Soon-to-be-dad Brodie Loy might have been in the centre of a stewards' storm about what he argues is unpaid overtime and superannuation, but he left Canterbury a little more out of pocket after being fined for an "unnecessary" celebration on Saturday.
Having butted heads with master David Pfieffer during the week – after the Warwick Farm trainer tried to stand down his apprentice from his weekend rides after missing work earlier in the week – the 19-year-old produced a fist pump a stride before the post when Rose Of Man sailed to victory in the country-only race.
Chief steward Ray Murrihy was quick to haul in Loy, describing the celebration as "unnecessary" after Terry Robinson's Rose Of Man cruised to a one-and-a-half length win from Gunnaza. The rider agreed.
Before fining Loy $200, Murrihy said: "Who do you think needs the money more, us or you?"
There is probably only one answer to that question with Loy ending a tortured week on a brighter note as he embarks on yet another search for a new boss.
"Ability wise I think I've got the knack to stay in Sydney," Loy said. "I wouldn't say I'm one of the better apprentices, but my ability has got me in Sydney and now I have to get that mental strength.

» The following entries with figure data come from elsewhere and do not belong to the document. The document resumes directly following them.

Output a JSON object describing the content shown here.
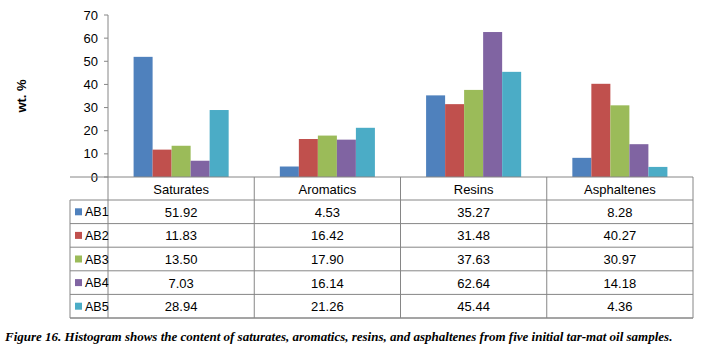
{
  "chart_data": {
    "type": "bar",
    "y_label": "wt. %",
    "caption": "Figure 16. Histogram shows the content of saturates, aromatics, resins, and asphaltenes from five initial tar-mat oil samples.",
    "categories": [
      "Saturates",
      "Aromatics",
      "Resins",
      "Asphaltenes"
    ],
    "series": [
      {
        "name": "AB1",
        "color": "#4f81bd",
        "values": [
          51.92,
          4.53,
          35.27,
          8.28
        ],
        "value_labels": [
          "51.92",
          "4.53",
          "35.27",
          "8.28"
        ]
      },
      {
        "name": "AB2",
        "color": "#c0504d",
        "values": [
          11.83,
          16.42,
          31.48,
          40.27
        ],
        "value_labels": [
          "11.83",
          "16.42",
          "31.48",
          "40.27"
        ]
      },
      {
        "name": "AB3",
        "color": "#9bbb59",
        "values": [
          13.5,
          17.9,
          37.63,
          30.97
        ],
        "value_labels": [
          "13.50",
          "17.90",
          "37.63",
          "30.97"
        ]
      },
      {
        "name": "AB4",
        "color": "#8064a2",
        "values": [
          7.03,
          16.14,
          62.64,
          14.18
        ],
        "value_labels": [
          "7.03",
          "16.14",
          "62.64",
          "14.18"
        ]
      },
      {
        "name": "AB5",
        "color": "#4bacc6",
        "values": [
          28.94,
          21.26,
          45.44,
          4.36
        ],
        "value_labels": [
          "28.94",
          "21.26",
          "45.44",
          "4.36"
        ]
      }
    ],
    "ylim": [
      0,
      70
    ],
    "yticks": [
      0,
      10,
      20,
      30,
      40,
      50,
      60,
      70
    ],
    "grid": false
  }
}
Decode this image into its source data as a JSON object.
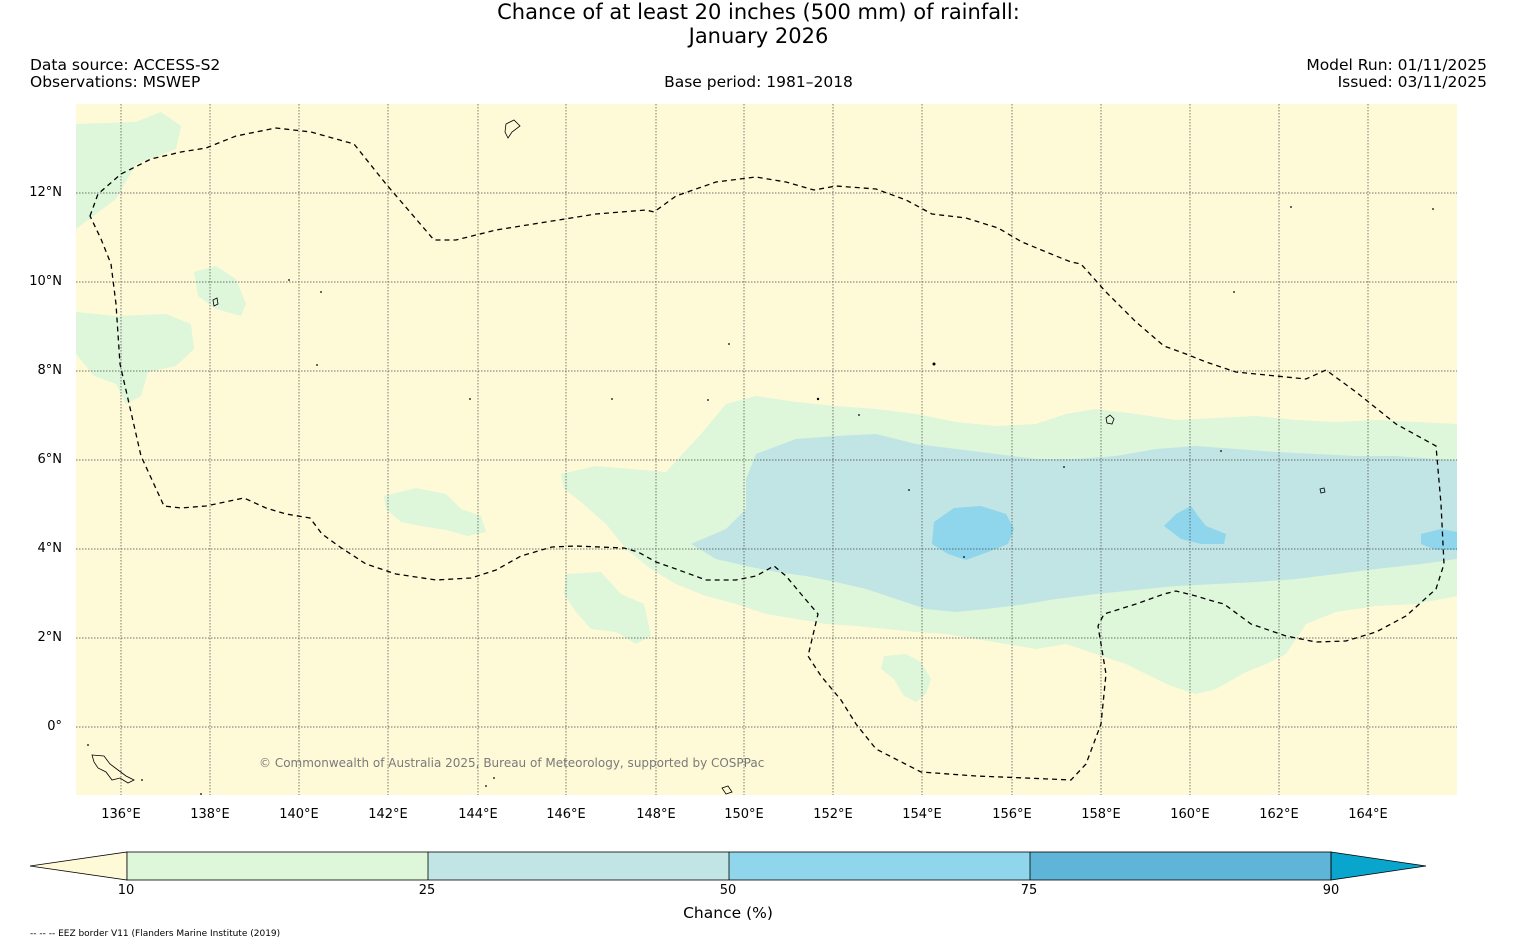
{
  "header": {
    "title_line1": "Chance of at least 20 inches (500  mm) of rainfall:",
    "title_line2": "January 2026",
    "data_source": "Data source: ACCESS-S2",
    "observations": "Observations: MSWEP",
    "base_period": "Base period: 1981–2018",
    "model_run": "Model Run: 01/11/2025",
    "issued": "Issued: 03/11/2025"
  },
  "map": {
    "lon_range": [
      135,
      166
    ],
    "lat_range": [
      -1.5,
      14
    ],
    "y_ticks": [
      "12°N",
      "10°N",
      "8°N",
      "6°N",
      "4°N",
      "2°N",
      "0°"
    ],
    "x_ticks": [
      "136°E",
      "138°E",
      "140°E",
      "142°E",
      "144°E",
      "146°E",
      "148°E",
      "150°E",
      "152°E",
      "154°E",
      "156°E",
      "158°E",
      "160°E",
      "162°E",
      "164°E"
    ],
    "copyright": "© Commonwealth of Australia 2025, Bureau of Meteorology, supported by COSPPac",
    "background_color": "#fefad7"
  },
  "colorbar": {
    "title": "Chance (%)",
    "labels": [
      "10",
      "25",
      "50",
      "75",
      "90"
    ],
    "colors": [
      "#fefad7",
      "#def6da",
      "#c0e5e4",
      "#8fd5ec",
      "#5fb5d7",
      "#0aa5cc"
    ]
  },
  "footnote": "-- -- -- EEZ border V11 (Flanders Marine Institute (2019)"
}
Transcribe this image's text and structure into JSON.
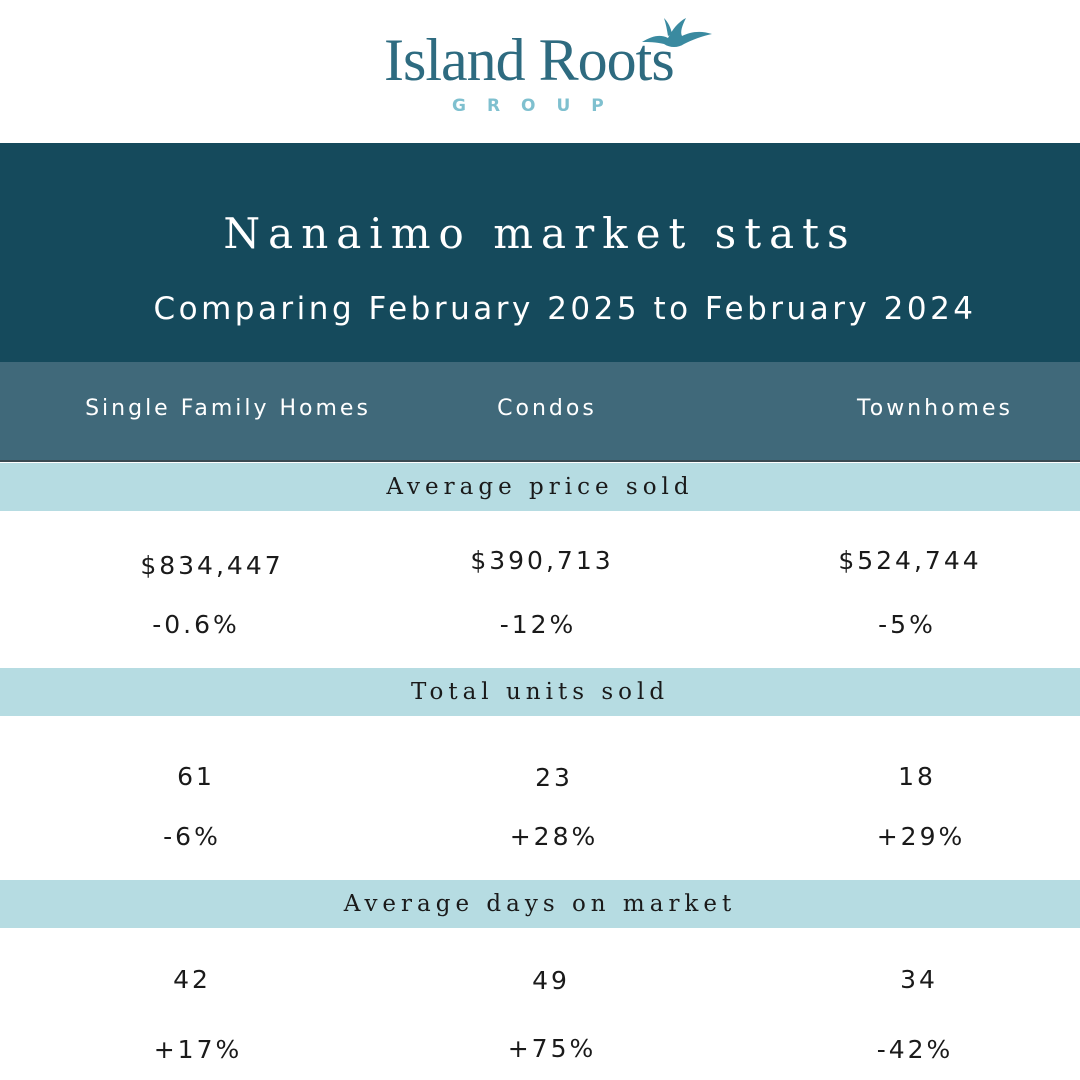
{
  "brand": {
    "name": "Island Roots",
    "sub": "GROUP",
    "color": "#2e6b80",
    "sub_color": "#7fc0cf"
  },
  "header": {
    "title": "Nanaimo market stats",
    "subtitle": "Comparing February 2025 to February 2024"
  },
  "columns": [
    "Single Family Homes",
    "Condos",
    "Townhomes"
  ],
  "sections": [
    {
      "label": "Average price sold",
      "values": [
        "$834,447",
        "$390,713",
        "$524,744"
      ],
      "changes": [
        "-0.6%",
        "-12%",
        "-5%"
      ]
    },
    {
      "label": "Total units sold",
      "values": [
        "61",
        "23",
        "18"
      ],
      "changes": [
        "-6%",
        "+28%",
        "+29%"
      ]
    },
    {
      "label": "Average days on market",
      "values": [
        "42",
        "49",
        "34"
      ],
      "changes": [
        "+17%",
        "+75%",
        "-42%"
      ]
    }
  ],
  "colors": {
    "header_bg": "#154a5c",
    "column_band_bg": "#40697a",
    "section_band_bg": "#b6dce2"
  }
}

"It's a fine line wrestling a mortgage, having a kid on the way, riding every morning ... four years ago I was leaving school and I didn't know what tax was and you can't prepare yourself for it."
Stewards have granted Loy permission to apply for a new master by the end of the week once administrative matters between the rider and Pfieffer are settled.
In the meantime, Loy, who was once rated high enough to be lured to Godolphin for a short spell, expects to return to his old stomping ground of Albury to mull over his options.
"People say I've had seven masters, but I've had seven different experiences and I've learnt a lot from each trainer," he said.
"Each move has been to better my career and not go backwards. You can stay with a master for four years and you probably learn the same thing, but I've switched around and made contacts in Melbourne and contacts in different states.
"I'm happy where I am at the moment, but I need to get more mentally stronger to get these things together as one. Most apprentices either live with their family or live in the stables and don't have a partner or baby on the way. I've got a lot to juggle, but I've got to put it upon myself to do it.
"I could have missed out on all these rides today and I'm just glad to get out there and prove a few people wrong. I know I can do it."
Apprentices were always going to have a field day at Canterbury, given their strength in numbers, but none shone brighter than James Innes jnr after a winning treble.
Innes jnr led from barrier to box on Bjorn Baker's Mr Steal in the fifth before arriving with a well-timed run on another Warwick Farm product, Craig Ritchie's Mana, in the sixth and capped off his day with victory on Esgrimidor.
"That's my first Saturday double let alone treble," Innes jnr said. "It's probably a good time of year to poke my head in town and have a crack when the big boys are away. Head down bum up and I'll keep the winners rolling in."